蘭悠蘿沒好氣的白了春心一眼:“你就是個閑不住的操心命。”一想到春玉竟然跟人商量著怎么陷害春尋,她就氣不打一處來,要不是中間擱著婆母在,她真想提了劍沖上莊家去。
“我有什么招?要不是為了娘,我才懶得管呢。”春心聳肩,懶洋洋的靠在了小春風的小床邊上,有一下沒一下的戳著小春風的臉蛋,“誒,嫂子,你看你看——”她兩指捏住那軟嫩的小臉向旁邊扯去。
“想挨揍了你!”蘭悠蘿一看頓時瞪起了眼睛,伸手推開春心,把兒子抱在懷里親了親,“少欺負我兒子。”
“切,你怎么沒想想我小時候?你們誰沒這么掐過我?”春心撅了撅嘴,當初她那臉成天被捏來捏去,她找誰哭去?
這個么……蘭悠蘿干笑,她好像捏過不止一次啊。
“唉,攤上這么個姐,我有什么招?要是什么都不管,單等著她跟著莊家去菜市口咔嚓一刀,我娘還不得哭死?到時候人家肯定得指指點點,說咱家有人造反什么的,我是無所謂啦,肯定你也不放在心上,娘怎么辦?趁著什么事兒都沒有,先把那女人給弄回來,雖說被休的名聲不好,可等到事發后,人家肯定說咱運氣好,早早的躲過一劫。”
這道理蘭悠蘿心里也明白,只是一想到春玉,她就怎么也痛快不起來,氣哼哼的說道:“你以為休了她容易呢?再說了。那莊家不是還想拿她對付你哥么,就沖這個,他們輕易也休不了她。”
“這個交給我來辦,你就負責把娘給照顧好,別讓她多想就行了。”春心擺了擺手,扭頭看看外面天色,伸了個懶腰說道。“又該去鋪子了,你說這天怎么就熱起來了,要是一直是四月份的天兒該多好。”
蘭悠蘿伸手給了她一指頭:“天底下哪有那么多好事兒都讓你攤上!對了,我煮了綠豆水,都在那個大竹筒里呢,你走時記得帶上。”
提起蘭悠蘿煮的綠豆水晃了晃,春心不禁笑了,她怎么覺得蘭悠蘿現在跟老媽越來越像了呢,連脾氣都一樣。
算啦。就像蘭悠蘿說的,天底下哪有那么多好事兒都讓她攤上呢。本來該死的人能跑到這個古代來享受第二次人生已經很不錯了,況且又有疼她的母親和寵她的哥哥,這個不省心的姐姐就當是附帶條件吧。

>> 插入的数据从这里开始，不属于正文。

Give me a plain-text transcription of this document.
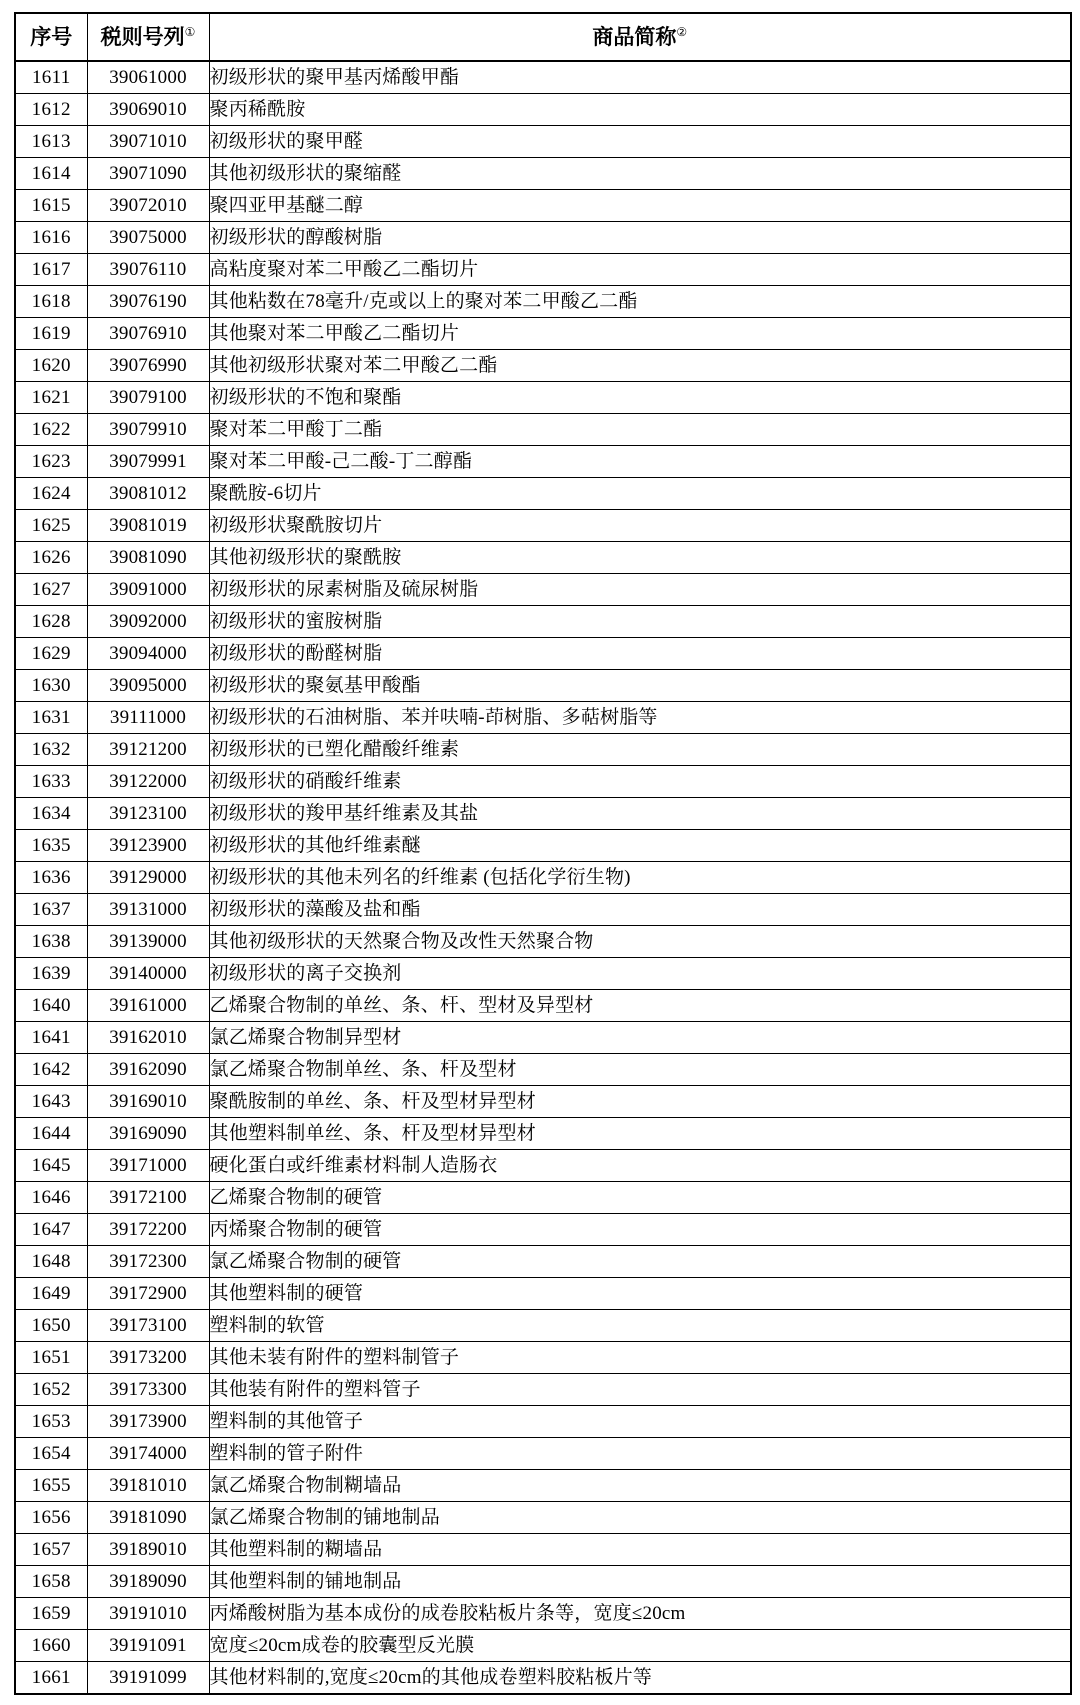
序号	税则号列①	商品简称②
1611	39061000	初级形状的聚甲基丙烯酸甲酯
1612	39069010	聚丙稀酰胺
1613	39071010	初级形状的聚甲醛
1614	39071090	其他初级形状的聚缩醛
1615	39072010	聚四亚甲基醚二醇
1616	39075000	初级形状的醇酸树脂
1617	39076110	高粘度聚对苯二甲酸乙二酯切片
1618	39076190	其他粘数在78毫升/克或以上的聚对苯二甲酸乙二酯
1619	39076910	其他聚对苯二甲酸乙二酯切片
1620	39076990	其他初级形状聚对苯二甲酸乙二酯
1621	39079100	初级形状的不饱和聚酯
1622	39079910	聚对苯二甲酸丁二酯
1623	39079991	聚对苯二甲酸-己二酸-丁二醇酯
1624	39081012	聚酰胺-6切片
1625	39081019	初级形状聚酰胺切片
1626	39081090	其他初级形状的聚酰胺
1627	39091000	初级形状的尿素树脂及硫尿树脂
1628	39092000	初级形状的蜜胺树脂
1629	39094000	初级形状的酚醛树脂
1630	39095000	初级形状的聚氨基甲酸酯
1631	39111000	初级形状的石油树脂、苯并呋喃-茚树脂、多萜树脂等
1632	39121200	初级形状的已塑化醋酸纤维素
1633	39122000	初级形状的硝酸纤维素
1634	39123100	初级形状的羧甲基纤维素及其盐
1635	39123900	初级形状的其他纤维素醚
1636	39129000	初级形状的其他未列名的纤维素 (包括化学衍生物)
1637	39131000	初级形状的藻酸及盐和酯
1638	39139000	其他初级形状的天然聚合物及改性天然聚合物
1639	39140000	初级形状的离子交换剂
1640	39161000	乙烯聚合物制的单丝、条、杆、型材及异型材
1641	39162010	氯乙烯聚合物制异型材
1642	39162090	氯乙烯聚合物制单丝、条、杆及型材
1643	39169010	聚酰胺制的单丝、条、杆及型材异型材
1644	39169090	其他塑料制单丝、条、杆及型材异型材
1645	39171000	硬化蛋白或纤维素材料制人造肠衣
1646	39172100	乙烯聚合物制的硬管
1647	39172200	丙烯聚合物制的硬管
1648	39172300	氯乙烯聚合物制的硬管
1649	39172900	其他塑料制的硬管
1650	39173100	塑料制的软管
1651	39173200	其他未装有附件的塑料制管子
1652	39173300	其他装有附件的塑料管子
1653	39173900	塑料制的其他管子
1654	39174000	塑料制的管子附件
1655	39181010	氯乙烯聚合物制糊墙品
1656	39181090	氯乙烯聚合物制的铺地制品
1657	39189010	其他塑料制的糊墙品
1658	39189090	其他塑料制的铺地制品
1659	39191010	丙烯酸树脂为基本成份的成卷胶粘板片条等，宽度≤20cm
1660	39191091	宽度≤20cm成卷的胶囊型反光膜
1661	39191099	其他材料制的,宽度≤20cm的其他成卷塑料胶粘板片等
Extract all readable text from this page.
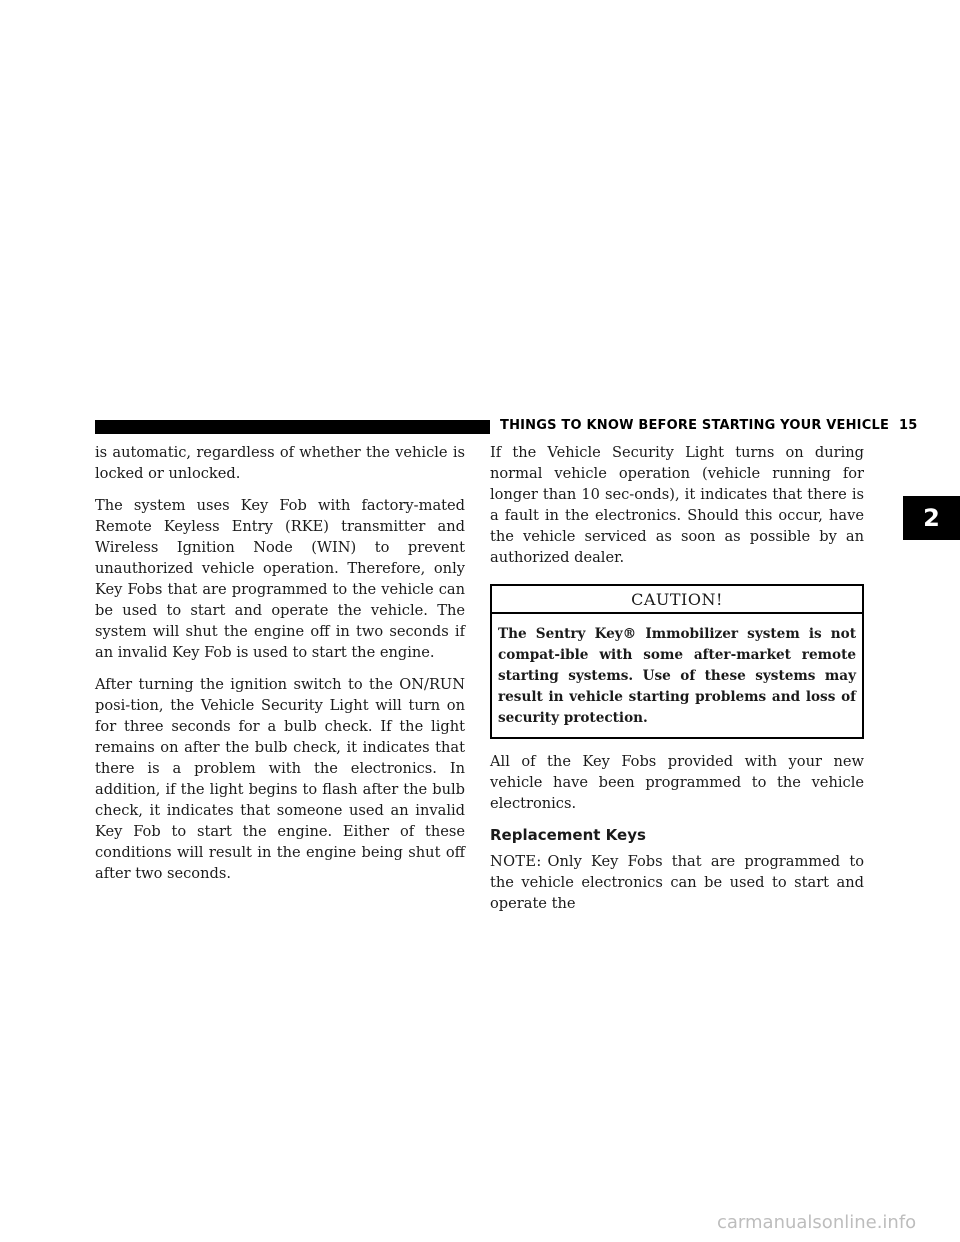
THINGS TO KNOW BEFORE STARTING YOUR VEHICLE 15
2

is automatic, regardless of whether the vehicle is locked or unlocked.

The system uses Key Fob with factory-mated Remote Keyless Entry (RKE) transmitter and Wireless Ignition Node (WIN) to prevent unauthorized vehicle operation. Therefore, only Key Fobs that are programmed to the vehicle can be used to start and operate the vehicle. The system will shut the engine off in two seconds if an invalid Key Fob is used to start the engine.

After turning the ignition switch to the ON/RUN posi-tion, the Vehicle Security Light will turn on for three seconds for a bulb check. If the light remains on after the bulb check, it indicates that there is a problem with the electronics. In addition, if the light begins to flash after the bulb check, it indicates that someone used an invalid Key Fob to start the engine. Either of these conditions will result in the engine being shut off after two seconds.

If the Vehicle Security Light turns on during normal vehicle operation (vehicle running for longer than 10 sec-onds), it indicates that there is a fault in the electronics. Should this occur, have the vehicle serviced as soon as possible by an authorized dealer.

CAUTION!
The Sentry Key® Immobilizer system is not compat-ible with some after-market remote starting systems. Use of these systems may result in vehicle starting problems and loss of security protection.

All of the Key Fobs provided with your new vehicle have been programmed to the vehicle electronics.

Replacement Keys

NOTE: Only Key Fobs that are programmed to the vehicle electronics can be used to start and operate the

carmanualsonline.info
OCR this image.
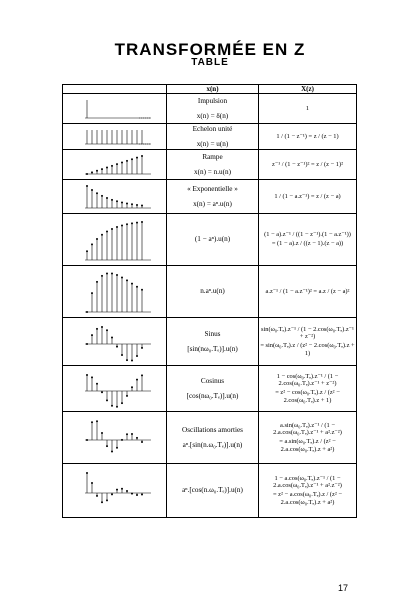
TRANSFORMÉE EN Z
TABLE
	x(n)	X(z)

Impulsion
x(n) = δ(n)	1

Echelon unité
x(n) = u(n)	1 / (1 − z⁻¹) = z / (z − 1)

Rampe
x(n) = n.u(n)	z⁻¹ / (1 − z⁻¹)² = z / (z − 1)²

« Exponentielle »
x(n) = aⁿ.u(n)	1 / (1 − a.z⁻¹) = z / (z − a)

(1 − aⁿ).u(n)	(1 − a).z⁻¹ / ((1 − z⁻¹).(1 − a.z⁻¹))
= (1 − a).z / ((z − 1).(z − a))

n.aⁿ.u(n)	a.z⁻¹ / (1 − a.z⁻¹)² = a.z / (z − a)²

Sinus
[sin(nω₀.Tₑ)].u(n)	sin(ω₀.Tₑ).z⁻¹ / (1 − 2.cos(ω₀.Tₑ).z⁻¹ + z⁻²)
= sin(ω₀.Tₑ).z / (z² − 2.cos(ω₀.Tₑ).z + 1)

Cosinus
[cos(nω₀.Tₑ)].u(n)	1 − cos(ω₀.Tₑ).z⁻¹ / (1 − 2.cos(ω₀.Tₑ).z⁻¹ + z⁻²)
= z² − cos(ω₀.Tₑ).z / (z² − 2.cos(ω₀.Tₑ).z + 1)

Oscillations amorties
aⁿ.[sin(n.ω₀.Tₑ)].u(n)	a.sin(ω₀.Tₑ).z⁻¹ / (1 − 2.a.cos(ω₀.Tₑ).z⁻¹ + a².z⁻²)
= a.sin(ω₀.Tₑ).z / (z² − 2.a.cos(ω₀.Tₑ).z + a²)

aⁿ.[cos(n.ω₀.Tₑ)].u(n)	1 − a.cos(ω₀.Tₑ).z⁻¹ / (1 − 2.a.cos(ω₀.Tₑ).z⁻¹ + a².z⁻²)
= z² − a.cos(ω₀.Tₑ).z / (z² − 2.a.cos(ω₀.Tₑ).z + a²)
17
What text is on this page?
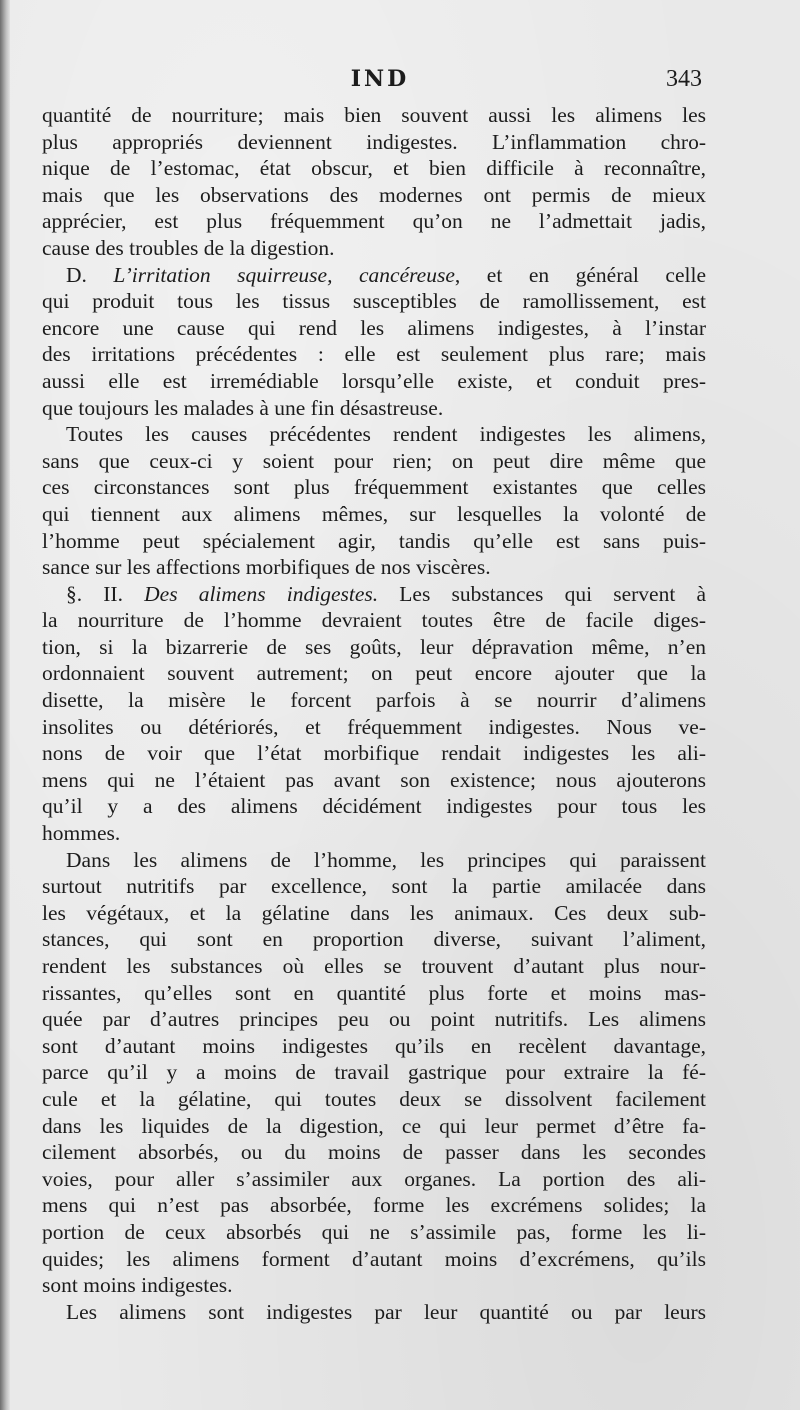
IND	343
quantité de nourriture; mais bien souvent aussi les alimens les
plus appropriés deviennent indigestes. L’inflammation chro-
nique de l’estomac, état obscur, et bien difficile à reconnaître,
mais que les observations des modernes ont permis de mieux
apprécier, est plus fréquemment qu’on ne l’admettait jadis,
cause des troubles de la digestion.
D. L’irritation squirreuse, cancéreuse, et en général celle
qui produit tous les tissus susceptibles de ramollissement, est
encore une cause qui rend les alimens indigestes, à l’instar
des irritations précédentes : elle est seulement plus rare; mais
aussi elle est irremédiable lorsqu’elle existe, et conduit pres-
que toujours les malades à une fin désastreuse.
Toutes les causes précédentes rendent indigestes les alimens,
sans que ceux-ci y soient pour rien; on peut dire même que
ces circonstances sont plus fréquemment existantes que celles
qui tiennent aux alimens mêmes, sur lesquelles la volonté de
l’homme peut spécialement agir, tandis qu’elle est sans puis-
sance sur les affections morbifiques de nos viscères.
§. II. Des alimens indigestes. Les substances qui servent à
la nourriture de l’homme devraient toutes être de facile diges-
tion, si la bizarrerie de ses goûts, leur dépravation même, n’en
ordonnaient souvent autrement; on peut encore ajouter que la
disette, la misère le forcent parfois à se nourrir d’alimens
insolites ou détériorés, et fréquemment indigestes. Nous ve-
nons de voir que l’état morbifique rendait indigestes les ali-
mens qui ne l’étaient pas avant son existence; nous ajouterons
qu’il y a des alimens décidément indigestes pour tous les
hommes.
Dans les alimens de l’homme, les principes qui paraissent
surtout nutritifs par excellence, sont la partie amilacée dans
les végétaux, et la gélatine dans les animaux. Ces deux sub-
stances, qui sont en proportion diverse, suivant l’aliment,
rendent les substances où elles se trouvent d’autant plus nour-
rissantes, qu’elles sont en quantité plus forte et moins mas-
quée par d’autres principes peu ou point nutritifs. Les alimens
sont d’autant moins indigestes qu’ils en recèlent davantage,
parce qu’il y a moins de travail gastrique pour extraire la fé-
cule et la gélatine, qui toutes deux se dissolvent facilement
dans les liquides de la digestion, ce qui leur permet d’être fa-
cilement absorbés, ou du moins de passer dans les secondes
voies, pour aller s’assimiler aux organes. La portion des ali-
mens qui n’est pas absorbée, forme les excrémens solides; la
portion de ceux absorbés qui ne s’assimile pas, forme les li-
quides; les alimens forment d’autant moins d’excrémens, qu’ils
sont moins indigestes.
Les alimens sont indigestes par leur quantité ou par leurs
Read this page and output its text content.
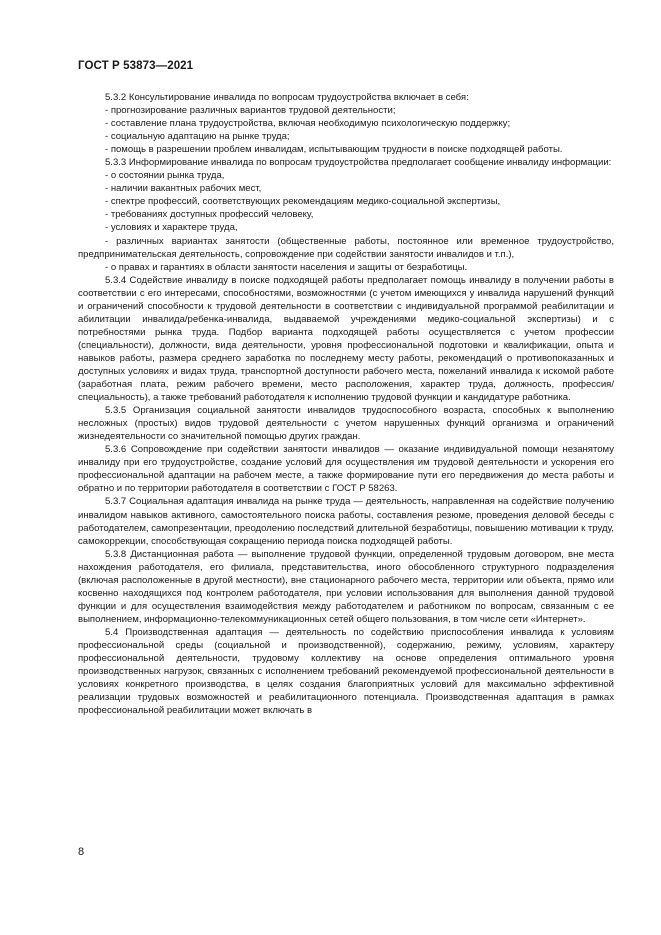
ГОСТ Р 53873—2021

5.3.2 Консультирование инвалида по вопросам трудоустройства включает в себя:

- прогнозирование различных вариантов трудовой деятельности;

- составление плана трудоустройства, включая необходимую психологическую поддержку;

- социальную адаптацию на рынке труда;

- помощь в разрешении проблем инвалидам, испытывающим трудности в поиске подходящей работы.

5.3.3 Информирование инвалида по вопросам трудоустройства предполагает сообщение инвалиду информации:

- о состоянии рынка труда,

- наличии вакантных рабочих мест,

- спектре профессий, соответствующих рекомендациям медико-социальной экспертизы,

- требованиях доступных профессий человеку,

- условиях и характере труда,

- различных вариантах занятости (общественные работы, постоянное или временное трудоустройство, предпринимательская деятельность, сопровождение при содействии занятости инвалидов и т.п.),

- о правах и гарантиях в области занятости населения и защиты от безработицы.

5.3.4 Содействие инвалиду в поиске подходящей работы предполагает помощь инвалиду в получении работы в соответствии с его интересами, способностями, возможностями (с учетом имеющихся у инвалида нарушений функций и ограничений способности к трудовой деятельности в соответствии с индивидуальной программой реабилитации и абилитации инвалида/ребенка-инвалида, выдаваемой учреждениями медико-социальной экспертизы) и с потребностями рынка труда. Подбор варианта подходящей работы осуществляется с учетом профессии (специальности), должности, вида деятельности, уровня профессиональной подготовки и квалификации, опыта и навыков работы, размера среднего заработка по последнему месту работы, рекомендаций о противопоказанных и доступных условиях и видах труда, транспортной доступности рабочего места, пожеланий инвалида к искомой работе (заработная плата, режим рабочего времени, место расположения, характер труда, должность, профессия/специальность), а также требований работодателя к исполнению трудовой функции и кандидатуре работника.

5.3.5 Организация социальной занятости инвалидов трудоспособного возраста, способных к выполнению несложных (простых) видов трудовой деятельности с учетом нарушенных функций организма и ограничений жизнедеятельности со значительной помощью других граждан.

5.3.6 Сопровождение при содействии занятости инвалидов — оказание индивидуальной помощи незанятому инвалиду при его трудоустройстве, создание условий для осуществления им трудовой деятельности и ускорения его профессиональной адаптации на рабочем месте, а также формирование пути его передвижения до места работы и обратно и по территории работодателя в соответствии с ГОСТ Р 58263.

5.3.7 Социальная адаптация инвалида на рынке труда — деятельность, направленная на содействие получению инвалидом навыков активного, самостоятельного поиска работы, составления резюме, проведения деловой беседы с работодателем, самопрезентации, преодолению последствий длительной безработицы, повышению мотивации к труду, самокоррекции, способствующая сокращению периода поиска подходящей работы.

5.3.8 Дистанционная работа — выполнение трудовой функции, определенной трудовым договором, вне места нахождения работодателя, его филиала, представительства, иного обособленного структурного подразделения (включая расположенные в другой местности), вне стационарного рабочего места, территории или объекта, прямо или косвенно находящихся под контролем работодателя, при условии использования для выполнения данной трудовой функции и для осуществления взаимодействия между работодателем и работником по вопросам, связанным с ее выполнением, информационно-телекоммуникационных сетей общего пользования, в том числе сети «Интернет».

5.4 Производственная адаптация — деятельность по содействию приспособления инвалида к условиям профессиональной среды (социальной и производственной), содержанию, режиму, условиям, характеру профессиональной деятельности, трудовому коллективу на основе определения оптимального уровня производственных нагрузок, связанных с исполнением требований рекомендуемой профессиональной деятельности в условиях конкретного производства, в целях создания благоприятных условий для максимально эффективной реализации трудовых возможностей и реабилитационного потенциала. Производственная адаптация в рамках профессиональной реабилитации может включать в

8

你們覺得背后搞鬼休掉一個人很難,可對我來說,真心不是做不到啊。瞇著眼睛。春心開始回憶起記憶里頭那些各種現實版的小說版的電視版的小三上位路線,尤其是重點重溫一下那些家斗劇情。
“喲,這不是春心么。聽說前天下午有人去你家提親呢,怎么,好事要近了?”
這略顯尖銳的熟悉聲音……
春心眉頭微皺,收回思緒看過去,巷口站著的可不是含熙么。
才短短幾個月時間,含熙似乎變了許多,雖然還是那副清秀的模樣,可眉眼間已經有些與張梅花相似。并不是樣貌,而是神態,那副帶著尖酸的怪笑。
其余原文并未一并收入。